Here are some veteran players the Spurs should consider trading after moving on from Murray:
Doug McDermott is a natural trade candidate for the Spurs. He'll be 31 years old during the upcoming season and his catch-and-shoot skill-set is best utilized on a contending team with established playmakers. Last season, he averaged 11.3 points and shot 42.2 percent from 3-point range.
It's not easy to find a complementary talent like McDermott who thrives when deployed in off-ball screening actions and handoffs. The defensive attention he commands presents a legitimate shooting gravity, which can help to create advantages when he spaces the floor or is involved in actions.
There are undoubtedly defensive limitations that a potential trade suitor would need to account for if they were to acquire McDermott. He isn't a liability as an on-ball defender, doesn't make an impact as a help defender, and is largely limited to filling a bench role in meaningful games since rival teams deploy his man in screening actions.
McDermott is signed through 2023-24 and will earn $13.75 million during each of those two seasons. He has fair contract value that would become a much greater value on a contending team who needs the spacing he provides and has the playmaking talent to maximize it.
There were trade conversations involving Jakob Poeltl around the trade deadline, but no deal was ultimately reached. Given he is entering the final year of his current contract, a mutually beneficial outcome could be to find a trade suitor.
With averages of 13.5 points, 9.3 rebounds, 2.8 assists, and 1.7 blocks last season, Poeltl put together what was by far the most productive campaign of his NBA career. He will be due for a lucrative contract next offseason as a result.
Poeltl is an all-around steady traditional big man but lacks any one area that would classify as being elite. For a rebuilding team, paying to retain players who possess a limited ceiling is not necessarily the ideal outcome long-term.

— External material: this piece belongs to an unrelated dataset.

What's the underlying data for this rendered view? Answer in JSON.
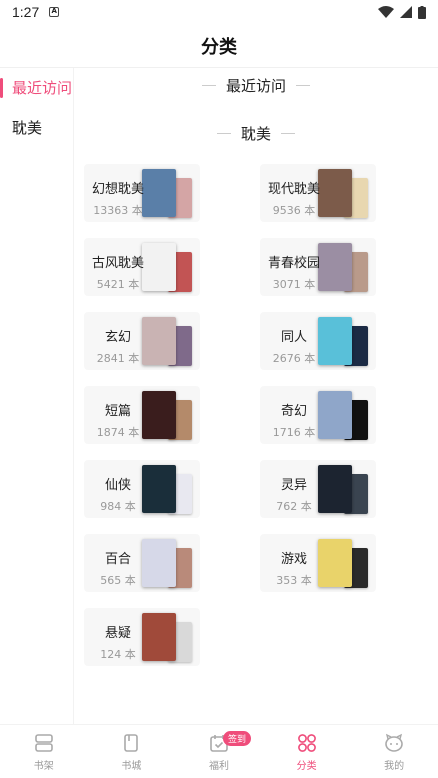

Poeltl's $9.4 million salary would be simple for many teams to trade for if they seek a stable option at center. With free agent center options like Isaiah Hartenstein and JaVale McGee already agreeing to contracts, the options will only continue to shrink.
The Spurs received strong production from Josh Richardson after acquiring him in part of the trade that sent Derrick White to the Boston Celtics. San Antonio could look to gain another asset in exchange for Richardson by sending him to a contender.
Richardson, 29, is another veteran player who is entering the final year of his current contract with the Spurs. There is a lot of wings on this team even after letting Lonnie Walker IV walk in free agency. Between Devin Vassell, Joshua Primo, and Malaki Branham, there are other options to prioritize in a rebuild.
Richardson's production has declined since his career-year for the Miami Heat in 2018-19. He remains an impactful 3-and-D talent who is coming off a 2021-22 campaign with averages of 10.2 points, 2.8 rebounds, and 1.8 assists.
Perhaps most intriguing of all about Richardson's current trade value is that he shot 41.5 percent from 3-point range after shooting just 33.0 percent with the Dallas Mavericks in 2020-21.
Any team that seeks a versatile defender who can knock down shots from beyond the arc and do a little bit off the bounce should give the Spurs a call about Richardson. As teams reconfigure their rosters, adding talent on the wing will become a priority.